Mathematical questions arose in both formulations and a deeper treatment was necessary, which led the great mathematician von Neumann to mobilize tools that we owed to the German school of mathematics around Hilbert, but also from the Polish school around Stefan BanachStefan Banachnamely modern algebra *à la van der Waerden*, the theory of Hilbert spaces and linear operators in functional analysis that go with it. The result was von Neumann’s mythical treatise on the mathematical foundations of quantum mechanicsbut also articles by von Neumann on the algebras of operators which will influence the creation of what is called the algebraic theory of quantum fields to which several names will be associated such as, for example, those of Irving Segal et Rudolf Haag.

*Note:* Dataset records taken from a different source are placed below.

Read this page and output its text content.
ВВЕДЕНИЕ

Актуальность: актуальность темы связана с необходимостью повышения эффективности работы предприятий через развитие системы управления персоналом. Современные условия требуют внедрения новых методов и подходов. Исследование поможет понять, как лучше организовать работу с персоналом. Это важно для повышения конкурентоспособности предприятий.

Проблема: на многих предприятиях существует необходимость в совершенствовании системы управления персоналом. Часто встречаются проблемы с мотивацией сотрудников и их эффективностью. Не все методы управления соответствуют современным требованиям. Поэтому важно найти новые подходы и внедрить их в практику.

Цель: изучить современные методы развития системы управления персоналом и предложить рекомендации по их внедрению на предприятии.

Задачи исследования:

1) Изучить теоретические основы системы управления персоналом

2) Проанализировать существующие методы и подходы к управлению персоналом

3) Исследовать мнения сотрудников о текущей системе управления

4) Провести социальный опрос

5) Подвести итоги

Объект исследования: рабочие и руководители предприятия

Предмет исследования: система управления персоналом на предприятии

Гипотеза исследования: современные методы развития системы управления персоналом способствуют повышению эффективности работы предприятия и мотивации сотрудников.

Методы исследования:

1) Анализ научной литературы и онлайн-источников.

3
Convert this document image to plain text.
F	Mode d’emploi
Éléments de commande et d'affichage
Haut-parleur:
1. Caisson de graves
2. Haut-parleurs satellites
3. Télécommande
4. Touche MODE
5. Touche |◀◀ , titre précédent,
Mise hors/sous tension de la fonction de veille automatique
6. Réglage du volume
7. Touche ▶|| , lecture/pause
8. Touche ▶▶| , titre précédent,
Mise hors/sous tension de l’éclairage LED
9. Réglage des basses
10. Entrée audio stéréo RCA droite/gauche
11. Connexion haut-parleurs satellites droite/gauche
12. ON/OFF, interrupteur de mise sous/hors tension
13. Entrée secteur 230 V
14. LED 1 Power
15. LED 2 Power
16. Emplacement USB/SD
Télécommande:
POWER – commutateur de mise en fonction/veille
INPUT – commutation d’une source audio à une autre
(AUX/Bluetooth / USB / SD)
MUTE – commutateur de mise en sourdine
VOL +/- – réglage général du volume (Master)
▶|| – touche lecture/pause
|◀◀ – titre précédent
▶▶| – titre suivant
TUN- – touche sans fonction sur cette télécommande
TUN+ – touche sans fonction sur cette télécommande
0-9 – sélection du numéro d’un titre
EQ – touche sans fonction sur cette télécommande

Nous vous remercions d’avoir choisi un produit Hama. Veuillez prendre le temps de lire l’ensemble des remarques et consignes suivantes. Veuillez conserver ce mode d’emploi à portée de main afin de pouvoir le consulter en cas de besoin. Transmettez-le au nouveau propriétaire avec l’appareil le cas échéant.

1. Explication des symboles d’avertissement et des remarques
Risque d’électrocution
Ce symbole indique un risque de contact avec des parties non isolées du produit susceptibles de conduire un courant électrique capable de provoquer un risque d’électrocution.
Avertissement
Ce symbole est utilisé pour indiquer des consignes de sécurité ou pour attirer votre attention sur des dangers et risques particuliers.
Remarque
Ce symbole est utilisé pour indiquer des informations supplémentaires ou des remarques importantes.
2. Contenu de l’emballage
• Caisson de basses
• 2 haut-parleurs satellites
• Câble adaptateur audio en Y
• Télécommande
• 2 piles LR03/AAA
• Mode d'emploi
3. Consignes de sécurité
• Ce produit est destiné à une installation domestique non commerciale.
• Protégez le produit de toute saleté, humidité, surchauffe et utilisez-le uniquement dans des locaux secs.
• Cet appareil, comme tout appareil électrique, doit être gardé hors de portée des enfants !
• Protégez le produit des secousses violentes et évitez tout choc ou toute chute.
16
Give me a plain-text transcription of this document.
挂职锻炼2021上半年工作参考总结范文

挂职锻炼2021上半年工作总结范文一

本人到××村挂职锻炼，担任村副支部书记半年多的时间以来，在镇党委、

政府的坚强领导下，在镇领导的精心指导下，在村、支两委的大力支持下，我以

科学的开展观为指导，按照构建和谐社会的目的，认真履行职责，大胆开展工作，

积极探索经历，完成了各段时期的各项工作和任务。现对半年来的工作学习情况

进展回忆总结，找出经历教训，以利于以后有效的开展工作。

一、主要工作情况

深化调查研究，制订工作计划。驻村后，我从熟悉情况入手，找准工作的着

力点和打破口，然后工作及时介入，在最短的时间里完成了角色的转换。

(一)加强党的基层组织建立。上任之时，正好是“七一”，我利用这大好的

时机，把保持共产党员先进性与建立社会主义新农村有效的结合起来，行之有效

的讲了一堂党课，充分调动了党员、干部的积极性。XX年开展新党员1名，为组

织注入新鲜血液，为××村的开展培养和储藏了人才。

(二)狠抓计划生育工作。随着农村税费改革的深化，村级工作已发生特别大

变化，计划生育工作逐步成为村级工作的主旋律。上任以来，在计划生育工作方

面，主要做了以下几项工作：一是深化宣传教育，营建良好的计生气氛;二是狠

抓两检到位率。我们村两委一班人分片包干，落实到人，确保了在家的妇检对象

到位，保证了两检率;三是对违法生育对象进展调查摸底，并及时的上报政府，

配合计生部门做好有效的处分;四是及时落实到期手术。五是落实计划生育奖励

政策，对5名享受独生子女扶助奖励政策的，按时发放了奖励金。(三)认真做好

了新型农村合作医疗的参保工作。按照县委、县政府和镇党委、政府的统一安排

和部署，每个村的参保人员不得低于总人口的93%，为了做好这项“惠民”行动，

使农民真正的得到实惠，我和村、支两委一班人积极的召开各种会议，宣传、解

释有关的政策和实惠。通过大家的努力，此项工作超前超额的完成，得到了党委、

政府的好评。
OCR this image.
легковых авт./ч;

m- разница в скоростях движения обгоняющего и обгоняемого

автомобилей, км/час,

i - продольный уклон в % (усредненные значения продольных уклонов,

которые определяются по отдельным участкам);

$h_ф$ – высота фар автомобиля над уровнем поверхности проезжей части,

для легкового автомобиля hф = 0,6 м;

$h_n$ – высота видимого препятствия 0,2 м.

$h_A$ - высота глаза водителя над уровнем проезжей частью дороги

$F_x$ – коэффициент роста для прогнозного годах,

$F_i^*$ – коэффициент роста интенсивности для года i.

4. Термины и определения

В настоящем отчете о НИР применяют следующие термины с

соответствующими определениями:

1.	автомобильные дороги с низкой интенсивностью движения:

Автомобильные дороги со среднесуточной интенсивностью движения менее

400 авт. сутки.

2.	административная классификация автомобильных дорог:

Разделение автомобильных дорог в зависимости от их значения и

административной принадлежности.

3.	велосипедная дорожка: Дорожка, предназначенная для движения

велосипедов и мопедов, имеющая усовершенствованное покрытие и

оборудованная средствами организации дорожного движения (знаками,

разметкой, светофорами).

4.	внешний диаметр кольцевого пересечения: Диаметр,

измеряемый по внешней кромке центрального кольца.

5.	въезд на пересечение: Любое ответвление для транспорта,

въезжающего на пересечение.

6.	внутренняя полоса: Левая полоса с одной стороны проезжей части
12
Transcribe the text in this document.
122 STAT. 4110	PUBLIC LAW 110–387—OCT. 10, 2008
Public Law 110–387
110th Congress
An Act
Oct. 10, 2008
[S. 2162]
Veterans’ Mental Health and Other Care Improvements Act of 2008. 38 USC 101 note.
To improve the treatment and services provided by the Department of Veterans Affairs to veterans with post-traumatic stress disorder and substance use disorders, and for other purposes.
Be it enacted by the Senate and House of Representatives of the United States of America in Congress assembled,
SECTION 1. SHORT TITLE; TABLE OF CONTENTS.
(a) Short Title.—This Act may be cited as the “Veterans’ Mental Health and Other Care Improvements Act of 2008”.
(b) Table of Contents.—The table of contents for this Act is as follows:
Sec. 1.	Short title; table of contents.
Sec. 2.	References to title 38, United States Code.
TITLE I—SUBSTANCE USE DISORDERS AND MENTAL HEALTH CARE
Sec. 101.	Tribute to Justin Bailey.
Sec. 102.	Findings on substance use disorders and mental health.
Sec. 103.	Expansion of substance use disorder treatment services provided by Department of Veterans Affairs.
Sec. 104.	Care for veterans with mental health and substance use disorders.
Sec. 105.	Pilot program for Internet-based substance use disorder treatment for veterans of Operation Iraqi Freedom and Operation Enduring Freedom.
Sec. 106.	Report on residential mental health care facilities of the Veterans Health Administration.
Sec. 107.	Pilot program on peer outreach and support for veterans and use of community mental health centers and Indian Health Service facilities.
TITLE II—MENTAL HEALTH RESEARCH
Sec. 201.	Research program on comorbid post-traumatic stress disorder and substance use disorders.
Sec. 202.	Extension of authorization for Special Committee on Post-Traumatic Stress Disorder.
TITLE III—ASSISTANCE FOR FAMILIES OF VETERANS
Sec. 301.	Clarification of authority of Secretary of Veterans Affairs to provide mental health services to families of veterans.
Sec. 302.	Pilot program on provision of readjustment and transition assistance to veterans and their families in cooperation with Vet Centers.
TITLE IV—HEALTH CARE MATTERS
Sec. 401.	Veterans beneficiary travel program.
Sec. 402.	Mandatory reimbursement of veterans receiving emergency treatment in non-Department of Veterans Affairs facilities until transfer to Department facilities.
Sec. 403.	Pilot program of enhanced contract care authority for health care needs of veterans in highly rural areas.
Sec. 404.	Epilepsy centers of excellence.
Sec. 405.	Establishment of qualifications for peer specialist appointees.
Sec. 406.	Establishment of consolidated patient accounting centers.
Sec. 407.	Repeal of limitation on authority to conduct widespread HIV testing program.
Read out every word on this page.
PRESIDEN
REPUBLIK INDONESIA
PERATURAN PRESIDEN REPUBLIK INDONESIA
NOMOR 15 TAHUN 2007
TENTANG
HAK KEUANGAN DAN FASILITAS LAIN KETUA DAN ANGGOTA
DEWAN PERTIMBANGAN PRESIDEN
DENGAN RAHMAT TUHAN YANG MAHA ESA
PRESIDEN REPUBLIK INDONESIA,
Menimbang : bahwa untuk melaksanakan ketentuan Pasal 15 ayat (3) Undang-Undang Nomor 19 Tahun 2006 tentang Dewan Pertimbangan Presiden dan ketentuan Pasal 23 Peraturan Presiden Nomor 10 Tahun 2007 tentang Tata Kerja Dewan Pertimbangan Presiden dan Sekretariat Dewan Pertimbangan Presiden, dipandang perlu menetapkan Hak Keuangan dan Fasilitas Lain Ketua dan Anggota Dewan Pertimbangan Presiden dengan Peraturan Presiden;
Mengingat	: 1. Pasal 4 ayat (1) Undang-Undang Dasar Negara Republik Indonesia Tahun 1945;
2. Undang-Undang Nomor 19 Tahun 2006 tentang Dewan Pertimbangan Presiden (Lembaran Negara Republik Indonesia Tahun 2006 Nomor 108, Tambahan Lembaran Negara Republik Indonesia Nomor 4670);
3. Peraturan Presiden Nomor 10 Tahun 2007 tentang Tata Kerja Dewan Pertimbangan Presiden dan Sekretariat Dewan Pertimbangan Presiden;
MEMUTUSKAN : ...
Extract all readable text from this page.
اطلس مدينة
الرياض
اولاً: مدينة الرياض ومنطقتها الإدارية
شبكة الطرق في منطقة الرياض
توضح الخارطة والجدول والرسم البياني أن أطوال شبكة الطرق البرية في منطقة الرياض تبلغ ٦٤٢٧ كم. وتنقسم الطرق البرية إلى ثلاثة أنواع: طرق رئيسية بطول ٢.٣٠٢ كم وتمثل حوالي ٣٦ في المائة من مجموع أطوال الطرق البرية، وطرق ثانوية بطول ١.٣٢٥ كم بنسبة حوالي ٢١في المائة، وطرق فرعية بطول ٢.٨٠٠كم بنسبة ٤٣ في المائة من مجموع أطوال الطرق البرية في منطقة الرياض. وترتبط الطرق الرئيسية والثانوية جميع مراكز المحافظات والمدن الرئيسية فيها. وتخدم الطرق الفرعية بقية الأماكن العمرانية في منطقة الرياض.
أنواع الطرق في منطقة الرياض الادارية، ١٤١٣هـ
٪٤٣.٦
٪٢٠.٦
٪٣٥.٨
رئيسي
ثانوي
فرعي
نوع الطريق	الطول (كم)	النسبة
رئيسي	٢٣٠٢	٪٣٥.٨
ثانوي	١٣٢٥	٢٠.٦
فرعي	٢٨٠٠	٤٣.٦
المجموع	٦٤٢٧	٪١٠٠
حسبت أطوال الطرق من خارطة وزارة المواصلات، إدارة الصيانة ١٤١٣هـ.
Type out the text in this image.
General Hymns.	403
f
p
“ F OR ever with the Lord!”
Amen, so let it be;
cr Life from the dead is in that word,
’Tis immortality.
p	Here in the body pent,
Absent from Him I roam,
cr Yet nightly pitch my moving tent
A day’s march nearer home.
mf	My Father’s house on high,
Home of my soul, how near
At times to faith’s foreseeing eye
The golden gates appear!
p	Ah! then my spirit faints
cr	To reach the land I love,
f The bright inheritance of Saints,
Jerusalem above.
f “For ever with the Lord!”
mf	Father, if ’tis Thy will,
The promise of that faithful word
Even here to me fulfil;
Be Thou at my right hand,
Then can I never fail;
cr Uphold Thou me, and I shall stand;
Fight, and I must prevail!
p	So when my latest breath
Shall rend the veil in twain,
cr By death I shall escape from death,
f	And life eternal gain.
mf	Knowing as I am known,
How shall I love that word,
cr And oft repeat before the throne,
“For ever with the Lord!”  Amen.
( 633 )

In a way, von Neumann had sought to do the work of axiomatization and rigorous shaping of some sort of new calculation for quantum physics that would represent a leap as big as the discovery of the infinitesimal calculus par NewtonNewton and Leibnitz, a calculation for which a more rigorous formulation had only been found in the 19th century.^{e} century with in particular the work of Weierstrass. This is how von Neumann made the discovery of the algebras bearing his name and that Alain Connes will then draw from it his theory of noncommutative geometry.